El ente que organiza el torneo responde a la Federación Belga por su impugnación del partido
Balogun puede jugar pese a ser expulsado en el anterior encuentro
La UEFA carga contra Infantino por este motivo: "Ha traspasado una línea roja"

Por si fuera necesario, la FIFA ha metido más morbo al Estados Unidos-Bélgica respondiendo a la impugnación del partido de octavos de final del Mundial 2026 por parte de la Real Federación Belga de Fútbol. Lo ha hecho con una carta de Gianni Infantino tres horas antes de que inicie el encuentro en Seattle (2:00 en España), donde Folarin Balogun, delantero estadounidense, puede jugar pese a ser expulsado en dieciseisavos contra Bosnia y Herzegovina.

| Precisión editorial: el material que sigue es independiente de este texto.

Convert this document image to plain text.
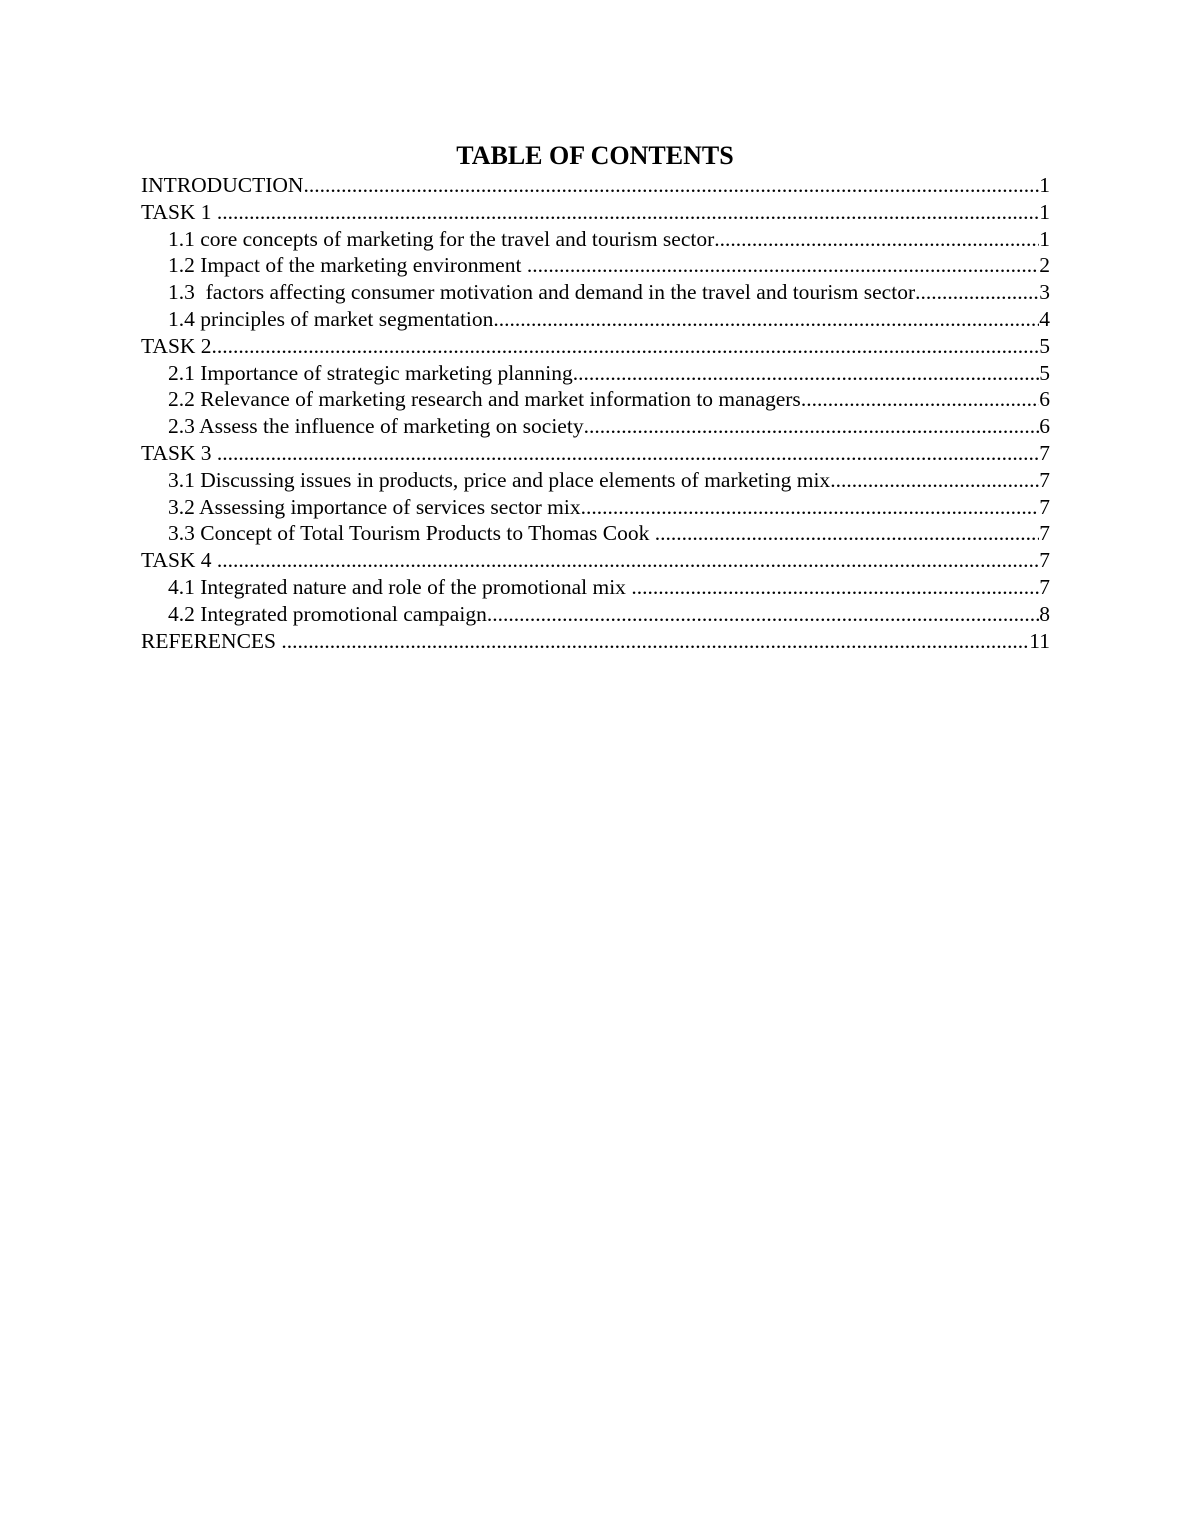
TABLE OF CONTENTS
INTRODUCTION .....	1
TASK 1 .....	1
1.1 core concepts of marketing for the travel and tourism sector .....	1
1.2 Impact of the marketing environment .....	2
1.3  factors affecting consumer motivation and demand in the travel and tourism sector .....	3
1.4 principles of market segmentation .....	4
TASK 2 .....	5
2.1 Importance of strategic marketing planning .....	5
2.2 Relevance of marketing research and market information to managers .....	6
2.3 Assess the influence of marketing on society .....	6
TASK 3 .....	7
3.1 Discussing issues in products, price and place elements of marketing mix .....	7
3.2 Assessing importance of services sector mix .....	7
3.3 Concept of Total Tourism Products to Thomas Cook .....	7
TASK 4 .....	7
4.1 Integrated nature and role of the promotional mix .....	7
4.2 Integrated promotional campaign .....	8
REFERENCES .....	11
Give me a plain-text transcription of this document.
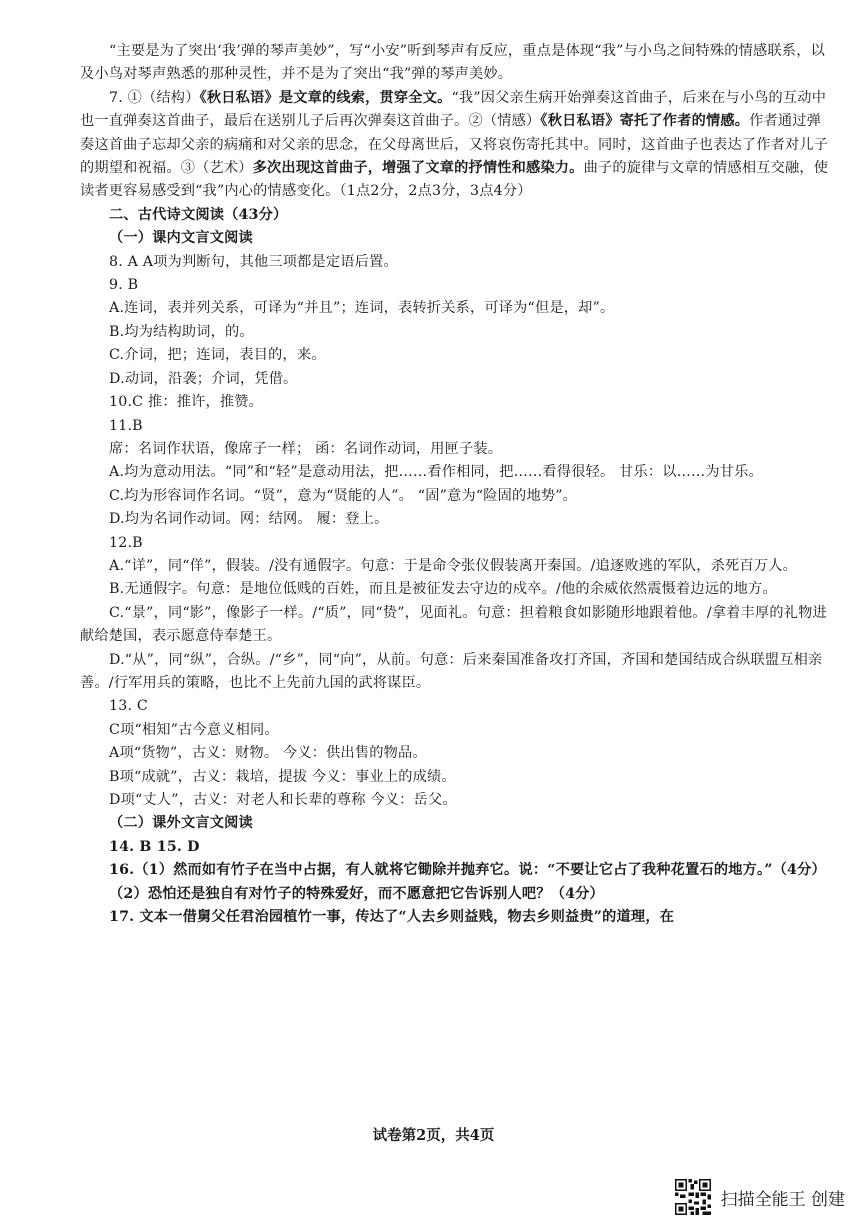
“主要是为了突出‘我’弹的琴声美妙”，写“小安”听到琴声有反应，重点是体现“我”与小鸟之间特殊的情感联系，以及小鸟对琴声熟悉的那种灵性，并不是为了突出“我”弹的琴声美妙。

7. ①（结构）《秋日私语》是文章的线索，贯穿全文。“我”因父亲生病开始弹奏这首曲子，后来在与小鸟的互动中也一直弹奏这首曲子，最后在送别儿子后再次弹奏这首曲子。②（情感）《秋日私语》寄托了作者的情感。作者通过弹奏这首曲子忘却父亲的病痛和对父亲的思念，在父母离世后，又将哀伤寄托其中。同时，这首曲子也表达了作者对儿子的期望和祝福。③（艺术）多次出现这首曲子，增强了文章的抒情性和感染力。曲子的旋律与文章的情感相互交融，使读者更容易感受到“我”内心的情感变化。（1点2分，2点3分，3点4分）

二、古代诗文阅读（43分）

（一）课内文言文阅读

8. A A项为判断句，其他三项都是定语后置。

9. B

A.连词，表并列关系，可译为“并且”；连词，表转折关系，可译为“但是，却”。

B.均为结构助词，的。

C.介词，把；连词，表目的，来。

D.动词，沿袭；介词，凭借。

10.C 推：推许，推赞。

11.B

席：名词作状语，像席子一样； 函：名词作动词，用匣子装。

A.均为意动用法。“同”和“轻”是意动用法，把……看作相同，把……看得很轻。 甘乐：以……为甘乐。

C.均为形容词作名词。“贤”，意为“贤能的人”。 “固”意为“险固的地势”。

D.均为名词作动词。网：结网。 履：登上。

12.B

A.“详”，同“佯”，假装。/没有通假字。句意：于是命令张仪假装离开秦国。/追逐败逃的军队，杀死百万人。

B.无通假字。句意：是地位低贱的百姓，而且是被征发去守边的戍卒。/他的余威依然震慑着边远的地方。

C.“景”，同“影”，像影子一样。/“质”，同“贽”，见面礼。句意：担着粮食如影随形地跟着他。/拿着丰厚的礼物进献给楚国，表示愿意侍奉楚王。

D.“从”，同“纵”，合纵。/“乡”，同“向”，从前。句意：后来秦国准备攻打齐国，齐国和楚国结成合纵联盟互相亲善。/行军用兵的策略，也比不上先前九国的武将谋臣。

13. C

C项“相知”古今意义相同。

A项“货物”，古义：财物。 今义：供出售的物品。

B项“成就”，古义：栽培，提拔 今义：事业上的成绩。

D项“丈人”，古义：对老人和长辈的尊称 今义：岳父。

（二）课外文言文阅读

14. B 15. D

16.（1）然而如有竹子在当中占据，有人就将它锄除并抛弃它。说：“不要让它占了我种花置石的地方。”（4分）

（2）恐怕还是独自有对竹子的特殊爱好，而不愿意把它告诉别人吧？（4分）

17. 文本一借舅父任君治园植竹一事，传达了“人去乡则益贱，物去乡则益贵”的道理，在

试卷第2页，共4页
扫描全能王 创建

La RFBF comunicó que había impugnado el partido y avisó de que exploraría cualquier vía para denunciar la presencia de Balogun cuando Mauricio Pochettino le dé la titularidad. FIFA ha esquivado la reacción belga y las múltiples críticas a su histórica cacicada que infringe su propia normativa, asegurando que existen precedentes similares al del goleador americano.

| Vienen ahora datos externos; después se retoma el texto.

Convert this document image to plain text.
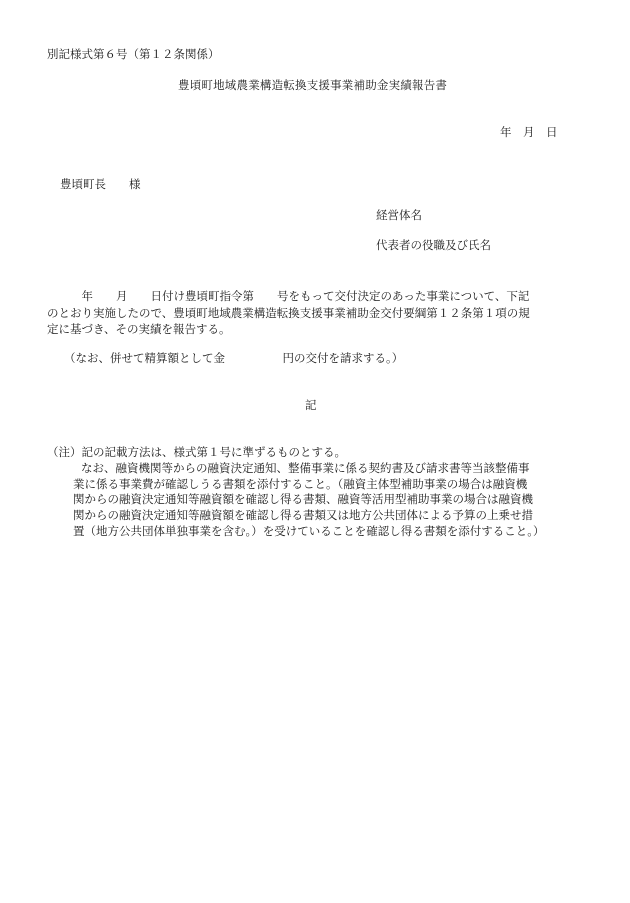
別記様式第６号（第１２条関係）
豊頃町地域農業構造転換支援事業補助金実績報告書
年　月　日
豊頃町長　　様
経営体名
代表者の役職及び氏名
　　　年　　月　　日付け豊頃町指令第　　号をもって交付決定のあった事業について、下記
のとおり実施したので、豊頃町地域農業構造転換支援事業補助金交付要綱第１２条第１項の規
定に基づき、その実績を報告する。
（なお、併せて精算額として金　　　　　円の交付を請求する。）
記
（注）記の記載方法は、様式第１号に準ずるものとする。
なお、融資機関等からの融資決定通知、整備事業に係る契約書及び請求書等当該整備事
業に係る事業費が確認しうる書類を添付すること。（融資主体型補助事業の場合は融資機
関からの融資決定通知等融資額を確認し得る書類、融資等活用型補助事業の場合は融資機
関からの融資決定通知等融資額を確認し得る書類又は地方公共団体による予算の上乗せ措
置（地方公共団体単独事業を含む。）を受けていることを確認し得る書類を添付すること。）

En el último párrafo de una extensa declaración, el presidente del Comité Disciplinario de la FIFA, Infantino, responde a la UEFA y a Bélgica echando balones fuera y acusando al organismo europeo de emplear esta misma práctica.
«Revisar las consecuencias jurídicas de las tarjetas rojas en el fútbol no es algo nuevo en el fútbol moderno. Por ejemplo, en la mayoría de las ligas de máxima categoría pertenecientes a asociaciones miembro afiliadas a la UEFA, la revocación de tarjetas rojas es una medida disciplinaria habitual, y ello nunca ha suscitado preocupación por haber cruzado alguna ‘línea roja’», reza dicho párrafo, haciendo alusión al término empleado por la UEFA.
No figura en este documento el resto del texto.